Proof of Compute (PoC) is what makes Gonka different from traditional blockchains. Instead of burning energy on hash puzzles, validators prove they did real AI inference work. But proving work happened is only half the problem — you also need to prove that rewards were distributed fairly.

Two issues closed this week (#427 and #416) address exactly this: making PoC proofs more transparent and verifiable.

What Changed

Votes Now Verified On-Chain (#427)

During each PoC round, participants submit votes that influence how rewards are distributed. Before this fix, the chain accepted vote submissions without fully verifying the calculation behind them. A participant could submit a malformed vote — one that didn't match the actual compute they performed — and the chain would accept it.

Issue #427 adds strict verification. The chain now independently recalculates each participant's vote based on their actual contribution and rejects submissions that don't match. This is a basic but important integrity check that was missing from the original PoC V1 implementation.

What this prevents: - Inflated vote submissions (claiming more work than performed) - Malformed vote data that could skew reward distribution - Subtle accounting errors that accumulate over time

Votes and Weights Included in Proof (#416)

PoC proofs are the cryptographic evidence that a round of compute happened correctly. Previously, proofs contained the final reward amounts but not the intermediate data — the individual votes and weights that determined those rewards.

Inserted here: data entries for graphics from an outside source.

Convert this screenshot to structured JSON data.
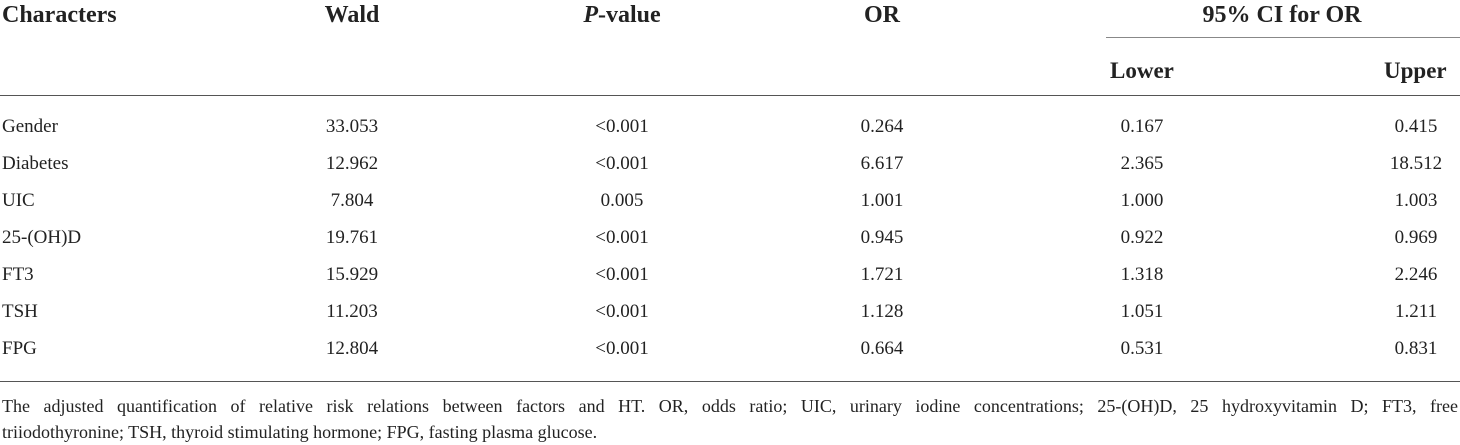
{
  "table": {
    "headers": {
      "characters": "Characters",
      "wald": "Wald",
      "p_value_italic": "P",
      "p_value_rest": "-value",
      "or": "OR",
      "ci": "95% CI for OR",
      "lower": "Lower",
      "upper": "Upper"
    },
    "rows": [
      {
        "character": "Gender",
        "wald": "33.053",
        "p": "<0.001",
        "or": "0.264",
        "lower": "0.167",
        "upper": "0.415"
      },
      {
        "character": "Diabetes",
        "wald": "12.962",
        "p": "<0.001",
        "or": "6.617",
        "lower": "2.365",
        "upper": "18.512"
      },
      {
        "character": "UIC",
        "wald": "7.804",
        "p": "0.005",
        "or": "1.001",
        "lower": "1.000",
        "upper": "1.003"
      },
      {
        "character": "25-(OH)D",
        "wald": "19.761",
        "p": "<0.001",
        "or": "0.945",
        "lower": "0.922",
        "upper": "0.969"
      },
      {
        "character": "FT3",
        "wald": "15.929",
        "p": "<0.001",
        "or": "1.721",
        "lower": "1.318",
        "upper": "2.246"
      },
      {
        "character": "TSH",
        "wald": "11.203",
        "p": "<0.001",
        "or": "1.128",
        "lower": "1.051",
        "upper": "1.211"
      },
      {
        "character": "FPG",
        "wald": "12.804",
        "p": "<0.001",
        "or": "0.664",
        "lower": "0.531",
        "upper": "0.831"
      }
    ]
  },
  "footnote": {
    "line1": "The adjusted quantification of relative risk relations between factors and HT. OR, odds ratio; UIC, urinary iodine concentrations; 25-(OH)D, 25 hydroxyvitamin D; FT3, free",
    "line2": "triiodothyronine; TSH, thyroid stimulating hormone; FPG, fasting plasma glucose."
  }
}
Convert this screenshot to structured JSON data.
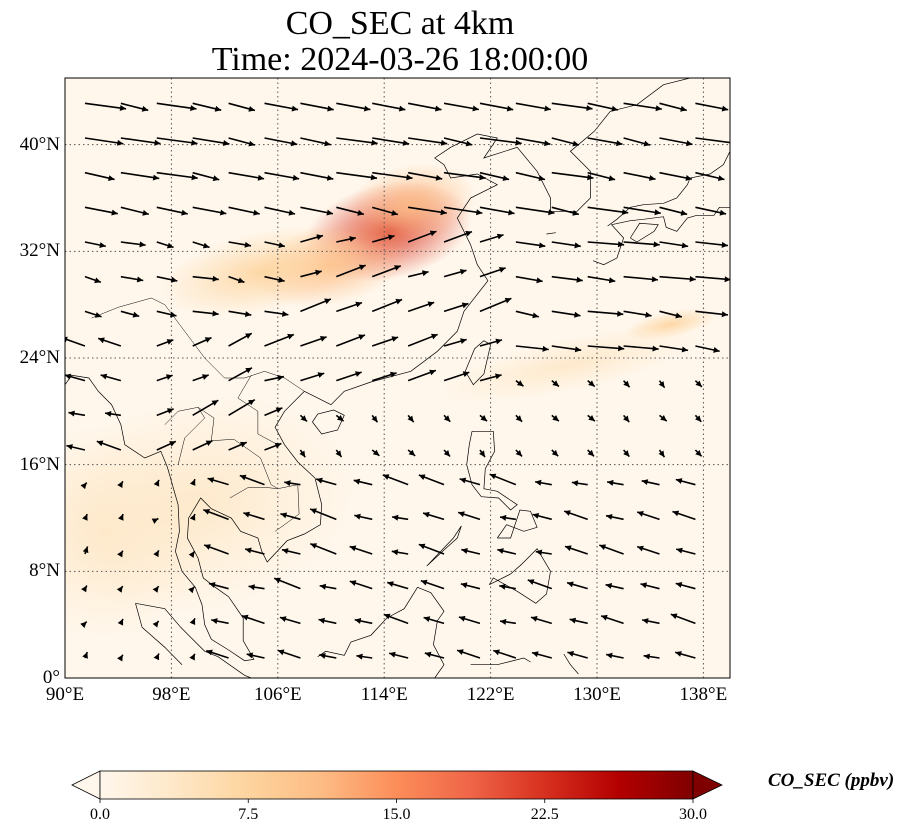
{
  "figure": {
    "title_line1": "CO_SEC at 4km",
    "title_line2": "Time: 2024-03-26 18:00:00"
  },
  "map": {
    "lon_range": [
      90,
      140
    ],
    "lat_range": [
      0,
      45
    ],
    "lon_ticks": [
      {
        "value": 90,
        "label": "90°E"
      },
      {
        "value": 98,
        "label": "98°E"
      },
      {
        "value": 106,
        "label": "106°E"
      },
      {
        "value": 114,
        "label": "114°E"
      },
      {
        "value": 122,
        "label": "122°E"
      },
      {
        "value": 130,
        "label": "130°E"
      },
      {
        "value": 138,
        "label": "138°E"
      }
    ],
    "lat_ticks": [
      {
        "value": 0,
        "label": "0°"
      },
      {
        "value": 8,
        "label": "8°N"
      },
      {
        "value": 16,
        "label": "16°N"
      },
      {
        "value": 24,
        "label": "24°N"
      },
      {
        "value": 32,
        "label": "32°N"
      },
      {
        "value": 40,
        "label": "40°N"
      }
    ],
    "gridlines": "dotted",
    "field_colormap": "OrRd",
    "field_plumes": [
      {
        "lon": 114.3,
        "lat": 33.5,
        "value": 14,
        "sigma_lon": 3.2,
        "sigma_lat": 1.8
      },
      {
        "lon": 110.0,
        "lat": 31.0,
        "value": 8,
        "sigma_lon": 3.0,
        "sigma_lat": 1.5
      },
      {
        "lon": 105.0,
        "lat": 30.5,
        "value": 4,
        "sigma_lon": 4.0,
        "sigma_lat": 1.5
      },
      {
        "lon": 116.0,
        "lat": 35.5,
        "value": 6,
        "sigma_lon": 2.5,
        "sigma_lat": 1.5
      },
      {
        "lon": 135.5,
        "lat": 26.5,
        "value": 4,
        "sigma_lon": 1.8,
        "sigma_lat": 0.5
      },
      {
        "lon": 128.0,
        "lat": 23.5,
        "value": 2.5,
        "sigma_lon": 5.0,
        "sigma_lat": 1.0
      },
      {
        "lon": 93.0,
        "lat": 11.0,
        "value": 3,
        "sigma_lon": 4.0,
        "sigma_lat": 4.0
      },
      {
        "lon": 100.0,
        "lat": 13.0,
        "value": 1.5,
        "sigma_lon": 6.0,
        "sigma_lat": 4.0
      }
    ],
    "wind_regions": [
      {
        "lon_range": [
          90,
          140
        ],
        "lat_range": [
          35,
          45
        ],
        "u": 8,
        "v": -1.5
      },
      {
        "lon_range": [
          90,
          106
        ],
        "lat_range": [
          26,
          35
        ],
        "u": 5,
        "v": -1
      },
      {
        "lon_range": [
          104,
          122
        ],
        "lat_range": [
          20,
          35
        ],
        "u": 6,
        "v": 2
      },
      {
        "lon_range": [
          122,
          140
        ],
        "lat_range": [
          24,
          35
        ],
        "u": 7,
        "v": -1
      },
      {
        "lon_range": [
          96,
          106
        ],
        "lat_range": [
          16,
          26
        ],
        "u": 5,
        "v": 2.5
      },
      {
        "lon_range": [
          106,
          140
        ],
        "lat_range": [
          16,
          24
        ],
        "u": 1.5,
        "v": -1.5
      },
      {
        "lon_range": [
          90,
          100
        ],
        "lat_range": [
          0,
          16
        ],
        "u": 0.5,
        "v": 1
      },
      {
        "lon_range": [
          100,
          140
        ],
        "lat_range": [
          0,
          16
        ],
        "u": -5,
        "v": 1.5
      }
    ]
  },
  "colorbar": {
    "min": 0.0,
    "max": 30.0,
    "ticks": [
      "0.0",
      "7.5",
      "15.0",
      "22.5",
      "30.0"
    ],
    "label": "CO_SEC (ppbv)",
    "extend": "both",
    "colors": [
      "#fff7ec",
      "#fee8c8",
      "#fdd49e",
      "#fdbb84",
      "#fc8d59",
      "#ef6548",
      "#d7301f",
      "#b30000",
      "#7f0000"
    ]
  }
}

Issue #416 adds votes and weights as explicit fields in the proof structure. This means anyone can now:

  1. Read the proof and see exactly how each participant voted
  2. Verify the math — check that weights were applied correctly
  3. Audit the distribution — confirm rewards match contributions

This is a significant transparency upgrade. Before, you had to trust that the chain computed rewards correctly. Now, the proof itself contains enough data to verify independently.

Why This Matters

For Validators

If you're running a node and staking collateral, you want to know the system is fair. These changes mean you can audit any PoC round and verify that your rewards accurately reflect your contribution. The 20/80 collateral split (20% base weight, 80% collateral-dependent) is now fully verifiable in every proof.

For the Network

Transparent proofs reduce trust assumptions. Instead of "trust the chain computed it right," participants can verify themselves. This is especially important as the network grows and more independent operators join.

For Governance

Future governance proposals about reward distribution can now reference actual proof data. If someone proposes changing the weight formula, the community can analyze historical proofs to model the impact.

Technical Details

The proof structure now includes:

proof {
  round_id: uint64
  participants: [{
    address: string
    vote: uint64
    weight: decimal
    reward: uint64
  }]
  total_compute: uint64
  block_height: uint64
}

Each participant entry contains their raw vote, calculated weight, and final reward. The total compute field allows verification that individual contributions sum correctly.

Connection to PoC V2

These changes build on the PoC V2 activation from v0.2.9 (January 31). PoC V2 introduced full enforcement with Confirmation PoC for capacity verification. The vote and weight transparency from #427 and #416 complement V2 by making the enforcement mechanism auditable.

The progression is clear: V2 enforces correct behavior, and these updates make that enforcement transparent.